Researchers find 10-minute add-on heart surgery cuts stroke risk by one-third

18 May 2021

Conor Hale / FierceBiotech

As long as surgeons have a patient under anesthesia for one heart procedure, they may as well make it two—and according to a new study, the benefits in preventing future strokes could last a lifetime.

Researchers examined whether making a quick detour during surgery to close off the left atrial appendage—a small pouch in the wall of the heart muscle, where it’s believed blood can pool and form dangerous clots—could help reduce the overall risk of stroke in patients with atrial fibrillation that isn’t caused by a heart valve.

They found that taking less than 10 minutes to seal that appendage with sutures, staples or other surgical devices could reduce the number of ischemic strokes by at least a third—or by up to 42% over the long term, after the initial 30 days following the procedure.

This benefit would come on top of commonly used prescription blood thinners, with no evidence of additional side effects seen in the randomized study, which was halted early due to the procedure’s observed progress.
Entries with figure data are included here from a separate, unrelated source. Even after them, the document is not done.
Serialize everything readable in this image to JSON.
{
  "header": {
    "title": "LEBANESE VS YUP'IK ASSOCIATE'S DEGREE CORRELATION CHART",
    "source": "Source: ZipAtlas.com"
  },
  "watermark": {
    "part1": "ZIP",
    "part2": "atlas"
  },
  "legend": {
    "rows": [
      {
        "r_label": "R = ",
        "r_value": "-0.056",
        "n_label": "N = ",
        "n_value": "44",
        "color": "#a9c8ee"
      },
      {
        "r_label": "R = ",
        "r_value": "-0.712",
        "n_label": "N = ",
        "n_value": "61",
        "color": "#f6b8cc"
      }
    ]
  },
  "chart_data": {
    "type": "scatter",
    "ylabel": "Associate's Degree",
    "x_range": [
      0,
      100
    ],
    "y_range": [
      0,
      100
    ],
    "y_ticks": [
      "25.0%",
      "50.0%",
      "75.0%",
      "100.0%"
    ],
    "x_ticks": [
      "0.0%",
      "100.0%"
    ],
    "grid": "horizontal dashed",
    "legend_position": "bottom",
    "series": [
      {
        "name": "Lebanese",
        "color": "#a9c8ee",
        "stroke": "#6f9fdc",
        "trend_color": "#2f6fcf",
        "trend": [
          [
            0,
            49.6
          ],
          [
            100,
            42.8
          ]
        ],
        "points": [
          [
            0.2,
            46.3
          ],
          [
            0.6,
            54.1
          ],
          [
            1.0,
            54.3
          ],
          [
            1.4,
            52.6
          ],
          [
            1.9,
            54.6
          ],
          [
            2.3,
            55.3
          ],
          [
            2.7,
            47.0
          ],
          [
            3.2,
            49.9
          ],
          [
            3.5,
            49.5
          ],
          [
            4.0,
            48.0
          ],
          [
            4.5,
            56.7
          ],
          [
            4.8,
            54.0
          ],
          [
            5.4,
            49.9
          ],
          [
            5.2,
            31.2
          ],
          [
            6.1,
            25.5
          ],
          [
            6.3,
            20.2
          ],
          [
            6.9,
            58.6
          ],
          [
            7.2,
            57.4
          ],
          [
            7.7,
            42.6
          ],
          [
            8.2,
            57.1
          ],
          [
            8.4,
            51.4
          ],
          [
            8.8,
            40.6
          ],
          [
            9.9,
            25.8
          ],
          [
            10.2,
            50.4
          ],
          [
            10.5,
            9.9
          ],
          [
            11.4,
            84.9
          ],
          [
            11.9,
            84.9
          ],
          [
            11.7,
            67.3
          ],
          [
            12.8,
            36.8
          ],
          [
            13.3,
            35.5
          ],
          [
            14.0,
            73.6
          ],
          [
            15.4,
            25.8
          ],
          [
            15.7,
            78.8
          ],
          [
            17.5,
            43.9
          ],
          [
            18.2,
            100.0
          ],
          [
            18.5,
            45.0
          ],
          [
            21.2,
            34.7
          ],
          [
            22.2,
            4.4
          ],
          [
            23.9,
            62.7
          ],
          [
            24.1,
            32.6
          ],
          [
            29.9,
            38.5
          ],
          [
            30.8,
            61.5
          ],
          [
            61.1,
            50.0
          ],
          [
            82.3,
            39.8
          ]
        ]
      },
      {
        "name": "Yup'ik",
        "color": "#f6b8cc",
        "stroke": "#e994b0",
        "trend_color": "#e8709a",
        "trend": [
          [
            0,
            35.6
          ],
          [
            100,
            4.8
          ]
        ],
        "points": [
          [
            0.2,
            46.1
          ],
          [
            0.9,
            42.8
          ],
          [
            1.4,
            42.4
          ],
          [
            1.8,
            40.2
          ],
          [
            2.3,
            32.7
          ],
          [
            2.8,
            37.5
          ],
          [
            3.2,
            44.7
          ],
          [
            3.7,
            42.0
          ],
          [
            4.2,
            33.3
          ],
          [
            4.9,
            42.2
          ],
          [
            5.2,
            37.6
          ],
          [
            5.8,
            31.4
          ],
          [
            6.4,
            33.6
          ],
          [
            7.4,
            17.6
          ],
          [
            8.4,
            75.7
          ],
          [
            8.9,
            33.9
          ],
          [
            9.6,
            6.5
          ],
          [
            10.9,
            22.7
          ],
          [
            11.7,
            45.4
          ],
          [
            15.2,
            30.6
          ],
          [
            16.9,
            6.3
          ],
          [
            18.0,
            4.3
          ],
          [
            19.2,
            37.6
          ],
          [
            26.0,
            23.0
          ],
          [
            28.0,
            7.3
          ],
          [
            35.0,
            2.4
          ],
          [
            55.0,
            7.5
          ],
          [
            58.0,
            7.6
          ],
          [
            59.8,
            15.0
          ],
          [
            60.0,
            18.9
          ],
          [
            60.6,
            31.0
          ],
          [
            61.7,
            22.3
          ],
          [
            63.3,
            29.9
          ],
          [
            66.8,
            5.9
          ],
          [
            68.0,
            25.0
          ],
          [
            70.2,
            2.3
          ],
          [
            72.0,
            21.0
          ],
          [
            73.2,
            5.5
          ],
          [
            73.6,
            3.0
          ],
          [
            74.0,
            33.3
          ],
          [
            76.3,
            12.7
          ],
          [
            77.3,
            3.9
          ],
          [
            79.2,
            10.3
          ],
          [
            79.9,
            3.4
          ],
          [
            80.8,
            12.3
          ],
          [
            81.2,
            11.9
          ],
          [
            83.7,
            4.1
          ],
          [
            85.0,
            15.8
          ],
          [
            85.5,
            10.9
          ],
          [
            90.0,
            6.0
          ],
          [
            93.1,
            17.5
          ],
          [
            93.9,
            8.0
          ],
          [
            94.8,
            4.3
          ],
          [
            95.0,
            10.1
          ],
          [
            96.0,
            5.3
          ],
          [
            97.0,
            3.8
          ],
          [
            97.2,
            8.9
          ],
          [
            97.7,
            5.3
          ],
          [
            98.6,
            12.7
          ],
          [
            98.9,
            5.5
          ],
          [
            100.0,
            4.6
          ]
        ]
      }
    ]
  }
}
“We were ecstatic to see these results,” said the study’s lead author, Richard Whitlock, a cardiac surgeon at McMaster University in Canada, who described them as confirmation of a new paradigm in stroke prevention. The late-breaking data were presented during the annual scientific sessions of the American College of Cardiology and published in the New England Journal of Medicine.

“This trial opens a new option for treatment of these patients by layering a mechanical approach—occlusion—on top of a medical approach,” Whitlock said. “Instead of a tension between anticoagulation and occlusion, we need to start thinking about using these as additive approaches when patients are at high risk for stroke.”

The study only examined approaches taken during open surgery for another heart condition, rather than transcatheter devices used to obstruct the appendage’s opening—such as Boston Scientific’s Watchman or Abbott’s Amplatzer Amulet—which can be delivered separately in a minimally invasive procedure.

It enrolled more than 4,800 participants in 27 countries, with about two-thirds undergoing procedures to treat their heart valves and about 20% receiving coronary artery bypass grafts. All had documented atrial fibrillation and high risks of stroke, and all received a standard course of blood thinners after surgery.

After a median follow-up of nearly four years, 4.8% of patients who received occlusion had suffered a stroke, compared with 7% of patients who had not received the additional procedure. The overall rates of death, including 30-day mortality, and hospitalizations for heart failure remained similar between the two groups.

“This is a procedure that’s done once, and it keeps giving a benefit over time,” Whitlock said. “This is going to prevent thousands of strokes.”

Abbott is currently putting its Amplatzer device up against a newer generation of blood thinners in a head-to-head study, to see if it can serve as an alternative to a lifelong medication regimen.

The randomized trial is expected to collect at least two years of data on non-vitamin K antagonist oral anticoagulants, or NOACs, such as the blockbuster drugs Eliquis, Xarelto and Pradaxa, among patients with atrial fibrillation. The Amplatzer, meanwhile, is threaded into the heart through a cut in the thigh, before expanding to seal the gaps formed by the appendage.

Previously, a 2015 study of Boston Scientific’s Watchman found that the device became more effective and less costly than warfarin after 10 years, and outpaced the category of newer blood thinners after five years.

In a separate late-breaking Watchman study also presented this year at ACC, real-world data showed Boston Scientific’s implant led to stroke rates 77% lower than typically expected among older people with atrial fibrillation and high risk scores.

However, the registry also demonstrated all-cause mortality and bleeding were consistent with the co-morbidities in the elderly, underlining “the need to individualize one’s approach to stroke prevention so that patients reap the clinical benefit of stroke reduction,” said lead author Matthew Price, director of the cardiac cath lab at Scripps Clinic.